На рассвете я возвращалась с Арджуманд в мамину комнату. Утро я проводила вместе с дочерью. Я с восхищением наблюдала, как она растет, как улыбается ни с того ни с сего, как двигает пухлыми ножками во время купания. Иногда я дремала вместе с ней – обычно после того, как она засыпала у меня на груди. Перед сном я шепотом рассказывала дочери об Исе, описывала ей ее отца во всех подробностях. Рассказывала о том, что она узнает гораздо позже – как ему нравится целовать ее пальчики и напевать ей колыбельную.
Я редко носила Арджуманд к Кхондамиру. Мой муж был доволен тем, что его семя наконец-то дало росток, но он мог бы продать Арджуманд за серебряную пуговицу. Думаю, он, гнилая душонка, рассматривал Арджуманд просто как еще одну статью расхода. А поскольку я любила ее, а не его, что было очевидно, он в отместку не выказывал к ней ни малейшего интереса.
После обеда я обычно оставляла Арджуманд с няней в маминых покоях или в императорском гареме. На стройке было много работы, и я знала, что Иса по-прежнему на меня рассчитывает. Кроме того, хоть я и научилась более искусно скрывать свои чувства к нему, его общество доставляло мне радость.
Шли месяцы. Большие участки строящегося сооружения уже были облицованы мраморными плитами, инкрустированными драгоценными камнями. Слоны умирали, люди гибли от лихорадки, баржи, груженные строительными материалами, тонули во время непогоды. Несмотря на все эти трагедии, мавзолей продолжал подниматься вверх. Теперь мавзолей уже достигал почти половины той высоты, что была запланирована Исой, и молва о его красоте распространялась по всей империи. Путники – будь то направляющиеся к кому-то в гости вельможи или паломники, следующие в Мекку, – всегда останавливались, чтобы посмотреть на Тадж-Махал. Иногда они задерживались и несколько дней участвовали в строительстве. А после уходили, удовлетворенные сознанием того, что они тоже внесли свою крошечную лепту в создание легенды.
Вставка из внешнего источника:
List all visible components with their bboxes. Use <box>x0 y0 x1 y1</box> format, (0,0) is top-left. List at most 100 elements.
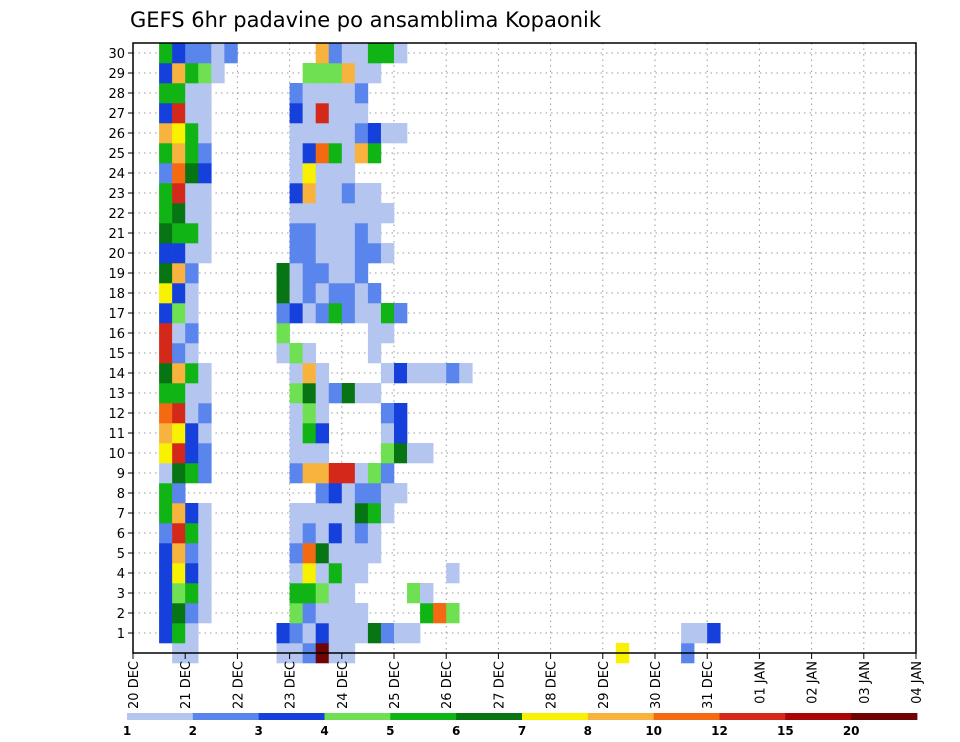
y-tick-label: 17 <box>108 307 125 322</box>
heatmap-cell <box>367 43 382 64</box>
heatmap-cell <box>159 243 173 264</box>
heatmap-cell <box>159 483 173 504</box>
heatmap-cell <box>315 203 330 224</box>
heatmap-cell <box>185 323 199 344</box>
y-tick-label: 10 <box>108 447 125 462</box>
y-tick-label: 6 <box>117 527 125 542</box>
heatmap-cell <box>328 383 343 404</box>
heatmap-cell <box>172 343 186 364</box>
heatmap-cell <box>289 243 303 264</box>
heatmap-cell <box>289 303 303 324</box>
y-axis: 1234567891011121314151617181920212223242… <box>108 47 133 642</box>
heatmap-cell <box>341 243 356 264</box>
heatmap-cell <box>380 443 395 464</box>
legend-label: 10 <box>645 724 662 738</box>
heatmap-cell <box>198 583 212 604</box>
heatmap-cell <box>185 183 199 204</box>
heatmap-cell <box>159 123 173 144</box>
heatmap-cell <box>341 103 356 124</box>
heatmap-cell <box>354 503 369 524</box>
heatmap-cell <box>185 603 199 624</box>
heatmap-cell <box>315 363 330 384</box>
heatmap-cell <box>159 463 173 484</box>
heatmap-cell <box>315 63 330 84</box>
heatmap-cell <box>172 83 186 104</box>
heatmap-cell <box>159 103 173 124</box>
heatmap-cell <box>198 123 212 144</box>
legend-label: 20 <box>843 724 860 738</box>
heatmap-cell <box>185 63 199 84</box>
heatmap-cell <box>289 523 303 544</box>
heatmap-cell <box>394 483 408 504</box>
heatmap-cell <box>354 203 369 224</box>
y-tick-label: 5 <box>117 547 125 562</box>
y-tick-label: 3 <box>117 587 125 602</box>
heatmap-cell <box>198 203 212 224</box>
heatmap-cell <box>198 163 212 184</box>
heatmap-cell <box>302 183 316 204</box>
heatmap-cell <box>328 43 343 64</box>
heatmap-cell <box>367 123 382 144</box>
heatmap-cell <box>198 83 212 104</box>
heatmap-cell <box>341 563 356 584</box>
heatmap-cell <box>198 363 212 384</box>
heatmap-cell <box>198 543 212 564</box>
heatmap-cell <box>380 123 395 144</box>
heatmap-cell <box>341 143 356 164</box>
heatmap-cell <box>420 363 434 384</box>
heatmap-cell <box>289 163 303 184</box>
y-tick-label: 28 <box>108 87 125 102</box>
heatmap-cell <box>172 563 186 584</box>
x-tick-label: 22 DEC <box>231 661 246 709</box>
heatmap-cell <box>289 623 303 644</box>
heatmap-cell <box>341 43 356 64</box>
heatmap-cell <box>354 603 369 624</box>
heatmap-cell <box>328 83 343 104</box>
heatmap-cell <box>159 503 173 524</box>
heatmap-cell <box>185 203 199 224</box>
chart-title: GEFS 6hr padavine po ansamblima Kopaonik <box>130 8 602 32</box>
legend-swatch <box>324 713 391 720</box>
heatmap-cell <box>328 243 343 264</box>
heatmap-cell <box>172 483 186 504</box>
heatmap-cell <box>172 143 186 164</box>
y-tick-label: 15 <box>108 347 125 362</box>
x-tick-label: 04 JAN <box>910 661 925 704</box>
heatmap-cell <box>380 243 395 264</box>
heatmap-cell <box>459 363 473 384</box>
legend-swatch <box>653 713 720 720</box>
heatmap-cell <box>328 563 343 584</box>
heatmap-cell <box>289 463 303 484</box>
heatmap-cell <box>172 383 186 404</box>
heatmap-cell <box>341 583 356 604</box>
legend-label: 1 <box>123 724 131 738</box>
heatmap-cell <box>172 623 186 644</box>
x-tick-label: 31 DEC <box>701 661 716 709</box>
heatmap-cell <box>172 303 186 324</box>
heatmap-cell <box>380 623 395 644</box>
heatmap-cell <box>185 143 199 164</box>
heatmap-cell <box>159 343 173 364</box>
x-tick-label: 27 DEC <box>492 661 507 709</box>
heatmap-cell <box>354 623 369 644</box>
heatmap-cell <box>367 63 382 84</box>
heatmap-cell <box>159 203 173 224</box>
x-tick-label: 26 DEC <box>440 661 455 709</box>
heatmap-cell <box>289 103 303 124</box>
heatmap-cell <box>185 403 199 424</box>
y-tick-label: 7 <box>117 507 125 522</box>
heatmap-cell <box>172 123 186 144</box>
heatmap-cell <box>302 263 316 284</box>
heatmap-cell <box>159 283 173 304</box>
heatmap-cell <box>172 603 186 624</box>
heatmap-cell <box>198 103 212 124</box>
heatmap-cell <box>354 43 369 64</box>
heatmap-cell <box>328 603 343 624</box>
heatmap-cell <box>354 523 369 544</box>
y-tick-label: 25 <box>108 147 125 162</box>
heatmap-cell <box>198 43 212 64</box>
heatmap-cell <box>315 183 330 204</box>
heatmap-cell <box>420 583 434 604</box>
heatmap-cell <box>681 623 695 644</box>
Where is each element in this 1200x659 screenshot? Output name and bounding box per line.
Возвращение Аурангзеба, увы, омрачило этот год спокойствия и успехов. Как обычно, он вел военную кампанию против персов, причем на этот раз сражался ожесточеннее, чем прежде. Он захватил их крепости, потом, когда противник получил подкрепление, сам попал в окружение. Ряды его армии поредели, и он был вынужден отступать на юг, прибыв в Агру с сильно потрепанным полуголодным войском.
Аурангзеб впервые познал вкус поражения. И хотя Красный форт полнился историями о том, как его армия разбила персов, имевших трехкратное численное превосходство, отступление было унизительно для моего брата. В довершении ко всем неприятностям, деканцы, зная, что мы ослаблены, вновь восстали, объявив о своей независимости. Наш гарнизон на юге был захвачен, тысячи наших солдат погибли ужасной смертью.
Поэтому мой брат вернулся домой в отвратительном настроении. Явившись по возвращении в Диван-и-Ам, вину за отступление он возложил на солдат-индийцев, сказав, что они сражаются не так яростно, как мусульмане. Отец, возможно, и поверил ему, но у него хватило благоразумия не выразить это вслух, ведь он потратил немало усилий на то, чтобы заручиться поддержкой влиятельных индийцев, многие из которых присутствовали в зале. Дара же, который, я думаю, наконец-то начал чувствовать отвращение к Аурангзебу, встал на защиту индийцев, и мои братья, к ужасу отца, вступили в открытый спор. Вскоре в зале стоял многоголосый шум, мусульмане и индусы обменивались оскорблениями.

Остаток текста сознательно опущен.